The federal police report also has the gang operating in the states of Jalisco, Colima, Nayarit, Guerrero and Guanajuato -- all close to Michoacan -- as well as Baja California in the far northwest, Tamaulipas in the northeast and southernmost Chiapas.

InSight Crime Analysis

Of course, size matters when it comes to criminal organizations but these measurements are subjective at best.

Tallying a gang's zones of operation seems a less accurate yardstick than the number of gunmen it can mobilize or the actual control it wields in communities where it is present.

A security analyst in Michoacan, who has tracked the fortunes of the local gangs for years, told InSight Crime that the Knights have about 600 armed members, with thousands more civilian supporters sprinkled across most of the state. A growing number of communities in the state's Tierra Caliente, or Hot Land, have formed militias to drive the gang out.

Knights Templar cells have also battled with those of the Zetas, La Familia and other gangs in the adjoining areas of Guanajuato, Guerrero and Mexico state, notably in the Mexican capital's suburbs. But the gang's level of penetration elsewhere is uncertain.

As one of the principal producers of Mexican methamphetamine exported to the United States, the Knights need to operate in border states like Baja California and Tamaulipas. And they might be in Chiapas to handle the trafficking of precursor chemicals brought in from Asia through Central America.

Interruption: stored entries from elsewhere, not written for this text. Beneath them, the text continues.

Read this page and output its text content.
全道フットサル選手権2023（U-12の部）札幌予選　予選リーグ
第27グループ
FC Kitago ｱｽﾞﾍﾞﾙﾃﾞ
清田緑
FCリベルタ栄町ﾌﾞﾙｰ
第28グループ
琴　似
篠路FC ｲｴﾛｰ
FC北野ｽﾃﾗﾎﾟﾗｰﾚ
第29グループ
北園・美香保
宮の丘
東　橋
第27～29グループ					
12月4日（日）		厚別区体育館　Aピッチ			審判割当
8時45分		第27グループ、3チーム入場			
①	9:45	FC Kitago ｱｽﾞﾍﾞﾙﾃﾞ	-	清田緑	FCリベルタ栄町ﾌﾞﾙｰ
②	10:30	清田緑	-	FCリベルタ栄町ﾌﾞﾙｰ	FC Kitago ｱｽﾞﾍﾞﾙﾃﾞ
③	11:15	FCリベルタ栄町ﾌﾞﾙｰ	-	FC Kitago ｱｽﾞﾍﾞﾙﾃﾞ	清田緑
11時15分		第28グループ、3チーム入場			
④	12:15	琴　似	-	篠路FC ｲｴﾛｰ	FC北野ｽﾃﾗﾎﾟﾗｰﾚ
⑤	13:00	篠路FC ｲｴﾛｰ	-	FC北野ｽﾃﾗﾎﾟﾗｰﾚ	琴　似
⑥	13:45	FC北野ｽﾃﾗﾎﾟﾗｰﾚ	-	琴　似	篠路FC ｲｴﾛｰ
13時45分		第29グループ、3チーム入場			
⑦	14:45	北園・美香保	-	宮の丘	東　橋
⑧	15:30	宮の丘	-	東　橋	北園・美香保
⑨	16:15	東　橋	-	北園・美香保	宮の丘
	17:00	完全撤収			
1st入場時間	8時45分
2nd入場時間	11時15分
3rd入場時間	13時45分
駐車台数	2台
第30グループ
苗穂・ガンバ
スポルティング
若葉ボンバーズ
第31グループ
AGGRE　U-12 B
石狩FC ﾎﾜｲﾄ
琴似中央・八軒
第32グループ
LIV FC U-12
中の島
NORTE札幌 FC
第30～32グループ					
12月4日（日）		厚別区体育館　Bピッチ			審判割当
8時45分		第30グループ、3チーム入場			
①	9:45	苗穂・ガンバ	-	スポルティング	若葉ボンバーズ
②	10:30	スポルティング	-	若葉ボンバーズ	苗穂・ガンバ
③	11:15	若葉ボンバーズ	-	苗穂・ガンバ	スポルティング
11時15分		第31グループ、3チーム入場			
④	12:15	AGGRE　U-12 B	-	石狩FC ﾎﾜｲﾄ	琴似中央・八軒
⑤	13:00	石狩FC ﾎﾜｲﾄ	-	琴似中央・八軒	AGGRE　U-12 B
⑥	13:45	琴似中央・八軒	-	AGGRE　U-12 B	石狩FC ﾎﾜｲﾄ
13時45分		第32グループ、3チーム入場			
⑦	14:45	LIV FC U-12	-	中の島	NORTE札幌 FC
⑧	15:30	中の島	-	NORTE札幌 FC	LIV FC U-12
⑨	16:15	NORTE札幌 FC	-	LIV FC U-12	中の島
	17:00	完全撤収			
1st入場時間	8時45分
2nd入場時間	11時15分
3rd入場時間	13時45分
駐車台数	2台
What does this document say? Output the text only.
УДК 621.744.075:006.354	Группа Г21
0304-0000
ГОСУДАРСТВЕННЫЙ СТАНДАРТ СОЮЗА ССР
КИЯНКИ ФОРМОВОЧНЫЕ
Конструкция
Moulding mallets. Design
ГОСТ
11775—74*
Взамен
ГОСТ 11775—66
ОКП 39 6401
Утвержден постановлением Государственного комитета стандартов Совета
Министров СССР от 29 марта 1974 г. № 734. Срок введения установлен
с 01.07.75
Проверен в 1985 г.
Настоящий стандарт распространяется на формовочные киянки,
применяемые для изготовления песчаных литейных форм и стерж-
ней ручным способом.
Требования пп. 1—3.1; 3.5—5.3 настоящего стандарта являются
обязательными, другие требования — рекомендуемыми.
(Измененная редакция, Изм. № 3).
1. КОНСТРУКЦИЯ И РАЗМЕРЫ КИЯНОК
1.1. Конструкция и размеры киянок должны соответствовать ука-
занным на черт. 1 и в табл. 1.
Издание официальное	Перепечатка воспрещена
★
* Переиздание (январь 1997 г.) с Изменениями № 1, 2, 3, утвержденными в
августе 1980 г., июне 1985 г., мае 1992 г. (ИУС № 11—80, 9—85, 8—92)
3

In comparison, the tentacles of both the Sinaloa Cartel and the Zetas' have burrowed deep into many communities across Mexico. El Chapo Guzman's minions have a truly international reach, while the Zetas dominate along much of the Gulf Coast, in western Zacatecas and into Central America.

SEE ALSO: The Zetas in Guatemala

Still, the Knight's creed, loosely based on that of the medieval Christian crusaders they are named after, has transformed them from mobsters into a social movement, at least in their own eyes.

"We do a lot of illegal things but there are things you can do and things you can't do," said former school teacher and Knights leader Servando "La Tuta" Gomez in a wide ranging interview posted on YouTube over the weekend (see below). "We can't bother the public or the working people. We believe, and we have the concept clear, that we are servants. We want there to be work, education and health."

In comparison with the other large gangs, whose factions frequently fragment into bloody feuding, the Knights so far seem to be holding together. That's likely due in part to the death penalties for disloyalty and disobedience spelled out in the gang's 50-point Code of Ethics.

The code opens with the warning that any who join the Knights do so for life, no exceptions.

Regardless of their true national reach this summer the Knights have become one of President Enrique Peña Nieto's biggest headaches as he struggles to rein in Mexico's security crisis.

However, the Knights now face serious challenges, and not just from the authorities. In the latest YouTube video La Tuta accuses the federal police of collaborating with the militias that have formed in a number of Michoacan communities to confront his gang. Warning of violence to come, the Knights boss says the militias are linked to the Zetas and the Jalisco Cartel - New Generation, the Knights' principal enemies.

"The fundamental problem here is that which is happening with the comunitarios," La Tuta said, referring to the militias. "I assure you that the majority, 80 percent, of the comunitarios are criminals. This is a criminal group against criminals."

The Knights so far have proved resilient in the face of the government's campaign against them and have showed themselves willing to take the fight to the vigilante militias. But with Peña Nieto's public security reputation now pegged to destroying them, and the Michoacan self-defense groups continuing to grow, in the coming months the Knights may well be whittled to a sliver of what they are now.